Characterization of the Antibacterial Agent in Honey

1. Heat stability

   Samples of honey will be subjected to various temperatures from RT to boiling; then cooled and "disked" and placed on lawns of Ec and Se.

2. pH stability

   Samples of honey will be subjected to various pH's, then neutralized and "disked" and placed on lawns of Ec and Se. This is a bit tricky because you cannot just mix in some acid or base to some honey until the desired pH's are attained. Picture this: you add a drop of acid to the honey. All the agent near the interface between the honey and the acid experiences extreme acidity until you mix the viscous batch. You need to think of how to let the desired pH diffuse into the honey so that no "over-shoot" occurs. How might dialysis/osmosis be of help?
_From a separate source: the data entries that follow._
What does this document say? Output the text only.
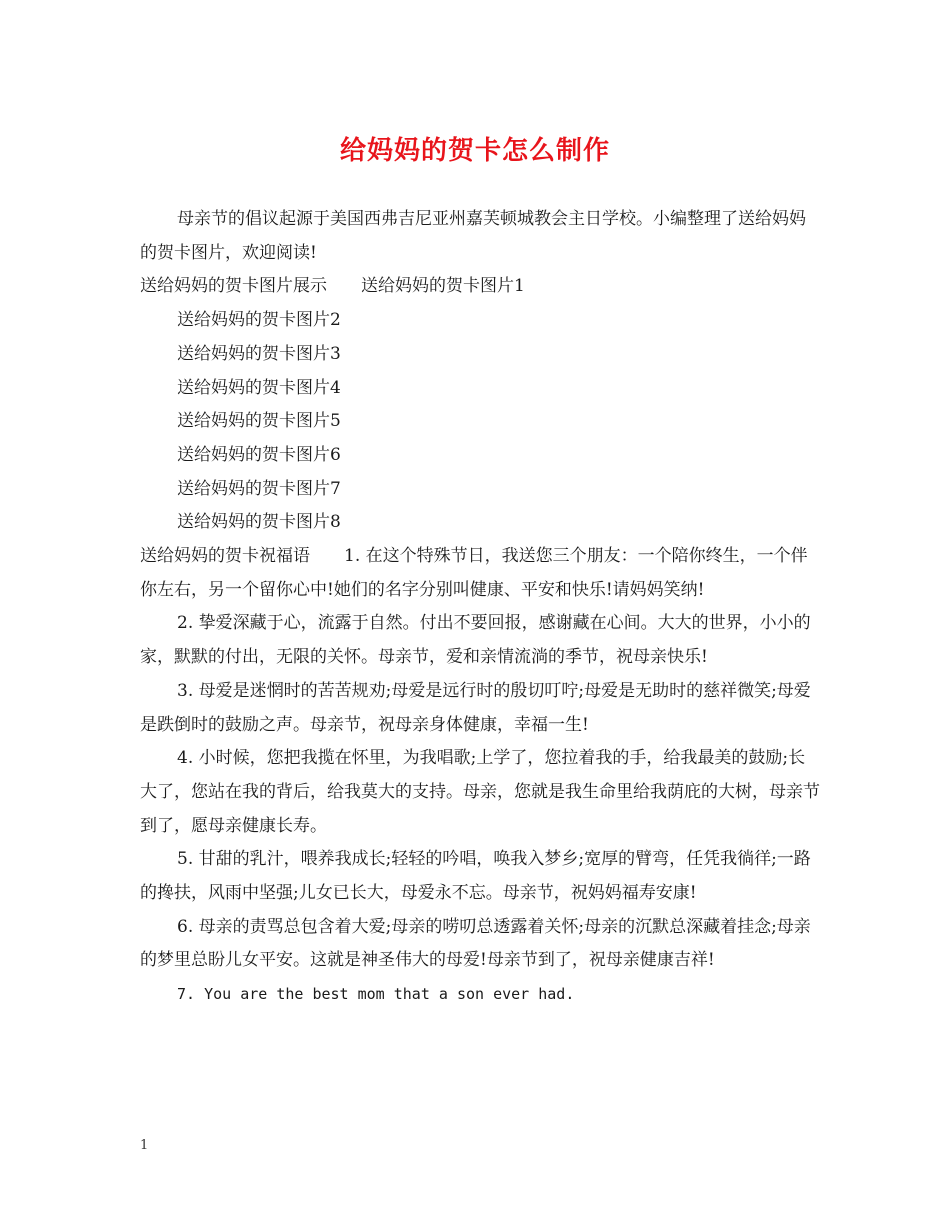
给妈妈的贺卡怎么制作

母亲节的倡议起源于美国西弗吉尼亚州嘉芙顿城教会主日学校。小编整理了送给妈妈的贺卡图片，欢迎阅读!

送给妈妈的贺卡图片展示 送给妈妈的贺卡图片1

送给妈妈的贺卡图片2

送给妈妈的贺卡图片3

送给妈妈的贺卡图片4

送给妈妈的贺卡图片5

送给妈妈的贺卡图片6

送给妈妈的贺卡图片7

送给妈妈的贺卡图片8

送给妈妈的贺卡祝福语 1. 在这个特殊节日，我送您三个朋友：一个陪你终生，一个伴你左右，另一个留你心中!她们的名字分别叫健康、平安和快乐!请妈妈笑纳!

2. 挚爱深藏于心，流露于自然。付出不要回报，感谢藏在心间。大大的世界，小小的家，默默的付出，无限的关怀。母亲节，爱和亲情流淌的季节，祝母亲快乐!

3. 母爱是迷惘时的苦苦规劝;母爱是远行时的殷切叮咛;母爱是无助时的慈祥微笑;母爱是跌倒时的鼓励之声。母亲节，祝母亲身体健康，幸福一生!

4. 小时候，您把我揽在怀里，为我唱歌;上学了，您拉着我的手，给我最美的鼓励;长大了，您站在我的背后，给我莫大的支持。母亲，您就是我生命里给我荫庇的大树，母亲节到了，愿母亲健康长寿。

5. 甘甜的乳汁，喂养我成长;轻轻的吟唱，唤我入梦乡;宽厚的臂弯，任凭我徜徉;一路的搀扶，风雨中坚强;儿女已长大，母爱永不忘。母亲节，祝妈妈福寿安康!

6. 母亲的责骂总包含着大爱;母亲的唠叨总透露着关怀;母亲的沉默总深藏着挂念;母亲的梦里总盼儿女平安。这就是神圣伟大的母爱!母亲节到了，祝母亲健康吉祥!

7. You are the best mom that a son ever had.

1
3. Effect of a protease on it

   mix in some meat tenderizer and allow the mix to sit overnight, then disk it and place disks on lawns of Ec and Se.
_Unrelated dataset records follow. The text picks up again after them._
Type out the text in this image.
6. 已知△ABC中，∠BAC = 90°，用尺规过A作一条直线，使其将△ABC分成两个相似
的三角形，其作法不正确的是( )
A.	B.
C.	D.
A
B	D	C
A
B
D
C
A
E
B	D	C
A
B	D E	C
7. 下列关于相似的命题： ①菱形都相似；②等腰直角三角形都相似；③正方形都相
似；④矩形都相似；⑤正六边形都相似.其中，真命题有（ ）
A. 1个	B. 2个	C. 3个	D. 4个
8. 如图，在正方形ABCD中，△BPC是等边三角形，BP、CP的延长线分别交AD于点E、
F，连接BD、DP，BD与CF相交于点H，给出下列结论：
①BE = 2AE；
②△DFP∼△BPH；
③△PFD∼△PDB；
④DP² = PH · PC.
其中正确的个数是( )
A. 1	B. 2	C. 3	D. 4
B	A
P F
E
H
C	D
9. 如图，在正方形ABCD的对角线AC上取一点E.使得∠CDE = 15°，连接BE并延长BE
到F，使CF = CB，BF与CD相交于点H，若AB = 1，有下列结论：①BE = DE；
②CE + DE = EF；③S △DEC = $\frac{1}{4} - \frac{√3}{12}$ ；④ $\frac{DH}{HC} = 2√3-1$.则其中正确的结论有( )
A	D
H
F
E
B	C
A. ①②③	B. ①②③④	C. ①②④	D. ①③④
4. Electrophoretic mobility

   Perhaps you have seen how on CSI various DNA samples are added to a gel and then electricity moves the fragments of DNA through a gel. You are going to make a petri plate filled with gel of starch. A small well will be made in the center of the gel into which you will place your honey. One one side of the plate you will have a positive electrode, and on the other side a negative one. If molecules of the agent have a net positive charge, they will move towards the negative electrode, and vice versa.

   • How will you know that the electricity has moved anything?
   • How will you know if the "agent" has moved?"
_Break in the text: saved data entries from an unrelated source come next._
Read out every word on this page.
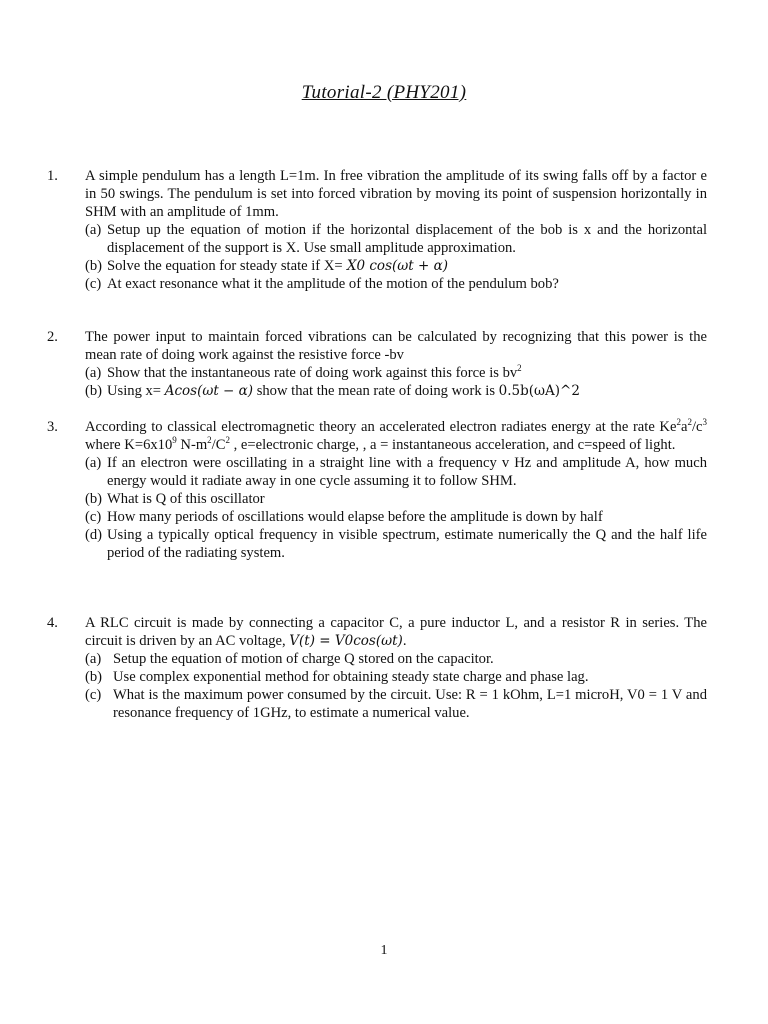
Tutorial-2 (PHY201)
1. A simple pendulum has a length L=1m. In free vibration the amplitude of its swing falls off by a factor e in 50 swings. The pendulum is set into forced vibration by moving its point of suspension horizontally in SHM with an amplitude of 1mm.
(a) Setup up the equation of motion if the horizontal displacement of the bob is x and the horizontal displacement of the support is X. Use small amplitude approximation.
(b) Solve the equation for steady state if X= X0 cos(ωt + α)
(c) At exact resonance what it the amplitude of the motion of the pendulum bob?
2. The power input to maintain forced vibrations can be calculated by recognizing that this power is the mean rate of doing work against the resistive force -bv
(a) Show that the instantaneous rate of doing work against this force is $bv^2$
(b) Using x= Acos(ωt − α) show that the mean rate of doing work is 0.5b(ωA)^2
3. According to classical electromagnetic theory an accelerated electron radiates energy at the rate $Ke^2a^2/c^3$ where $K=6x10^9$ $N-m^2/C^2$ , e=electronic charge, , a = instantaneous acceleration, and c=speed of light.
(a) If an electron were oscillating in a straight line with a frequency v Hz and amplitude A, how much energy would it radiate away in one cycle assuming it to follow SHM.
(b) What is Q of this oscillator
(c) How many periods of oscillations would elapse before the amplitude is down by half
(d) Using a typically optical frequency in visible spectrum, estimate numerically the Q and the half life period of the radiating system.
4. A RLC circuit is made by connecting a capacitor C, a pure inductor L, and a resistor R in series. The circuit is driven by an AC voltage, V(t) = V0cos(ωt).
(a) Setup the equation of motion of charge Q stored on the capacitor.
(b) Use complex exponential method for obtaining steady state charge and phase lag.
(c) What is the maximum power consumed by the circuit. Use: R = 1 kOhm, L=1 microH, V0 = 1 V and resonance frequency of 1GHz, to estimate a numerical value.
1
5. Molecular weight (macromolecular or not?) by dialysis

   This might an easy experiment, but it will take time - at least overnight. You will put some honey into a dialysis tube (a sausage made of semipermeable cellophane). This will be placed in a large volume of water. If the agent is a small molecule (less than 10,000), it will diffuse out of the tubing. What else will happen? Osmosis: huge amounts of water will go into the tube to dilute the hypertonic honey! How do you intend to get the volume back down to what you started with?

6. alcohol stability

   Perhaps dialyze small samples of honey against various concentrations of alcohol.

7. (NH₄)₂SO₄ precipitable? (AS↓?)

   Add enough AS to make the honey saturated with it. If the "agent" is "salted-out," it should precipitate and this can be enhanced by centrifugation. When disks made from the precipitate are placed on bacterial lawns, do zones of exclusion develop?

8. NaIO₄ susceptibility (periodate tests for saccharides)

   Remembering that honey has lots of saccharides in it (particularly lots of fructose), your periodate will surely start reacting with the great bulk of fructose. But if half of the fructose is degraded, then also half of any other saccharide will also be degraded, and your zone of inhibition will be only half as large as the untreated sample. Add more periodate, and the zone should be smaller still. And so on. BUT periodate is known to degrade saccharides into possibly toxic things. Happily, E. coli shouldn't be affected by the formic acid (HCOOH) produced. Perhaps you should consider running this periodate oxidate experiment via dialysis - but then you will want to watch the molecular weight group's results closely.